Freitag, 17. August 2012

Die wichtigste Zahl der Welt

überschreibt der Stern 33/2012 in seiner Print-Ausgabe einen Artikel

und bei tagesschau.de liest man:
Geldverleih zwischen Geldhäusern
"Zins-Manipulation ist kein Vergehen ohne Opfer"

 und weiter der Stern

Internationale Großbanken haben jahrelang den Zinssatz manipuliert, an dem sich fast alle Geldgeschäfte orientieren. Doch nun fliegt der FINANZSKANDAL auf. Staranwälte sind sicher: Endlich wird abgerechnet

Hier der Link
und dort auf Seite 58 blättern

Trick 1:
Das Kartell treibt den Libor-Zins nach oben
Die Banken können ihr Geld teurer verleihen – ihre Gewinne steigen.
Alle verlieren, die Geld leihen – zum Beispiel Hauskäufer, Firmen oder Kommunen

Trick 2:
Das Kartell drückt den Libor-Zins nach unten – vor allem in der Finanzkrise 2008
Die Banken müssen ihre Reserven aufstocken und wollen billiges Geld. Sie stellen sich solider dar, als sie sind. Alle, die kurzfristig Geld anlegen, verlieren. Und Kommunen, die ihre Kredite mit Zinsswaps abgesichert haben.

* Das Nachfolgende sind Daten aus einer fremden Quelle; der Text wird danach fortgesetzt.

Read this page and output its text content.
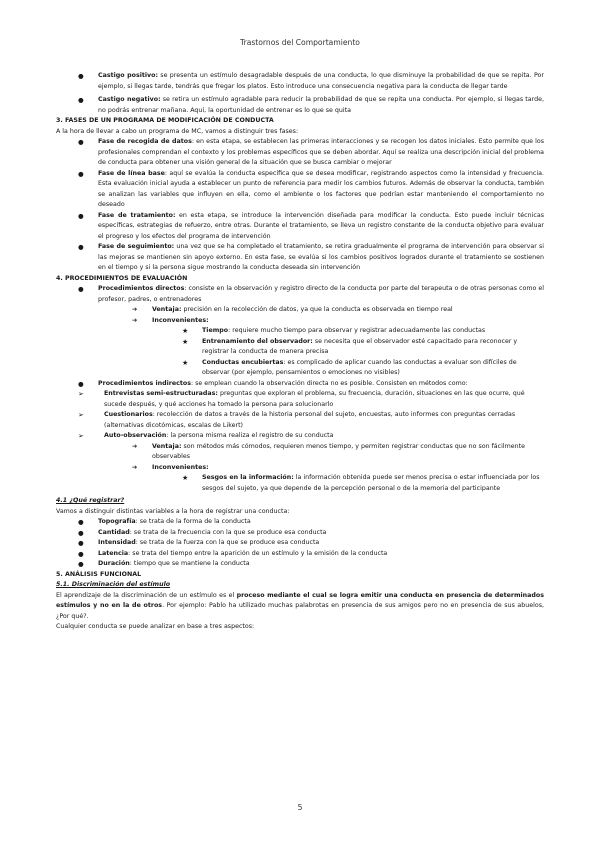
Trastornos del Comportamiento
●	Castigo positivo: se presenta un estímulo desagradable después de una conducta, lo que disminuye la probabilidad de que se repita. Por ejemplo, si llegas tarde, tendrás que fregar los platos. Esto introduce una consecuencia negativa para la conducta de llegar tarde

●	Castigo negativo: se retira un estímulo agradable para reducir la probabilidad de que se repita una conducta. Por ejemplo, si llegas tarde, no podrás entrenar mañana. Aquí, la oportunidad de entrenar es lo que se quita

3. FASES DE UN PROGRAMA DE MODIFICACIÓN DE CONDUCTA

A la hora de llevar a cabo un programa de MC, vamos a distinguir tres fases:

●	Fase de recogida de datos: en esta etapa, se establecen las primeras interacciones y se recogen los datos iniciales. Esto permite que los profesionales comprendan el contexto y los problemas específicos que se deben abordar. Aquí se realiza una descripción inicial del problema de conducta para obtener una visión general de la situación que se busca cambiar o mejorar

●	Fase de línea base: aquí se evalúa la conducta específica que se desea modificar, registrando aspectos como la intensidad y frecuencia. Esta evaluación inicial ayuda a establecer un punto de referencia para medir los cambios futuros. Además de observar la conducta, también se analizan las variables que influyen en ella, como el ambiente o los factores que podrían estar manteniendo el comportamiento no deseado

●	Fase de tratamiento: en esta etapa, se introduce la intervención diseñada para modificar la conducta. Esto puede incluir técnicas específicas, estrategias de refuerzo, entre otras. Durante el tratamiento, se lleva un registro constante de la conducta objetivo para evaluar el progreso y los efectos del programa de intervención

●	Fase de seguimiento: una vez que se ha completado el tratamiento, se retira gradualmente el programa de intervención para observar si las mejoras se mantienen sin apoyo externo. En esta fase, se evalúa si los cambios positivos logrados durante el tratamiento se sostienen en el tiempo y si la persona sigue mostrando la conducta deseada sin intervención

4. PROCEDIMIENTOS DE EVALUACIÓN

●	Procedimientos directos: consiste en la observación y registro directo de la conducta por parte del terapeuta o de otras personas como el profesor, padres, o entrenadores

➔	Ventaja: precisión en la recolección de datos, ya que la conducta es observada en tiempo real

➔	Inconvenientes:

★	Tiempo: requiere mucho tiempo para observar y registrar adecuadamente las conductas

★	Entrenamiento del observador: se necesita que el observador esté capacitado para reconocer y registrar la conducta de manera precisa

★	Conductas encubiertas: es complicado de aplicar cuando las conductas a evaluar son difíciles de observar (por ejemplo, pensamientos o emociones no visibles)

●	Procedimientos indirectos: se emplean cuando la observación directa no es posible. Consisten en métodos como:

➢	Entrevistas semi-estructuradas: preguntas que exploran el problema, su frecuencia, duración, situaciones en las que ocurre, qué sucede después, y qué acciones ha tomado la persona para solucionarlo

➢	Cuestionarios: recolección de datos a través de la historia personal del sujeto, encuestas, auto informes con preguntas cerradas (alternativas dicotómicas, escalas de Likert)

➢	Auto-observación: la persona misma realiza el registro de su conducta

➔	Ventaja: son métodos más cómodos, requieren menos tiempo, y permiten registrar conductas que no son fácilmente observables

➔	Inconvenientes:

★	Sesgos en la información: la información obtenida puede ser menos precisa o estar influenciada por los sesgos del sujeto, ya que depende de la percepción personal o de la memoria del participante

4.1 ¿Qué registrar?

Vamos a distinguir distintas variables a la hora de registrar una conducta:

●	Topografía: se trata de la forma de la conducta

●	Cantidad: se trata de la frecuencia con la que se produce esa conducta

●	Intensidad: se trata de la fuerza con la que se produce esa conducta

●	Latencia: se trata del tiempo entre la aparición de un estímulo y la emisión de la conducta

●	Duración: tiempo que se mantiene la conducta

5. ANÁLISIS FUNCIONAL

5.1. Discriminación del estímulo

El aprendizaje de la discriminación de un estímulo es el proceso mediante el cual se logra emitir una conducta en presencia de determinados estímulos y no en la de otros. Por ejemplo: Pablo ha utilizado muchas palabrotas en presencia de sus amigos pero no en presencia de sus abuelos, ¿Por qué?.

Cualquier conducta se puede analizar en base a tres aspectos:

5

Libor, die „London Interbank Offered Rate“, gilt als wichtigster Zins der Welt. Dieser Referenzwert hat Auswirkungen auf Zinsen für Finanzgeschäfte in Höhe von rund 800 Billionen Dollar.
Alle großen Banken von Rang und Namen haben bei den betrügerischen Manipulationen mitgemacht und immer vorne mit dabei: die Deutsche Bank.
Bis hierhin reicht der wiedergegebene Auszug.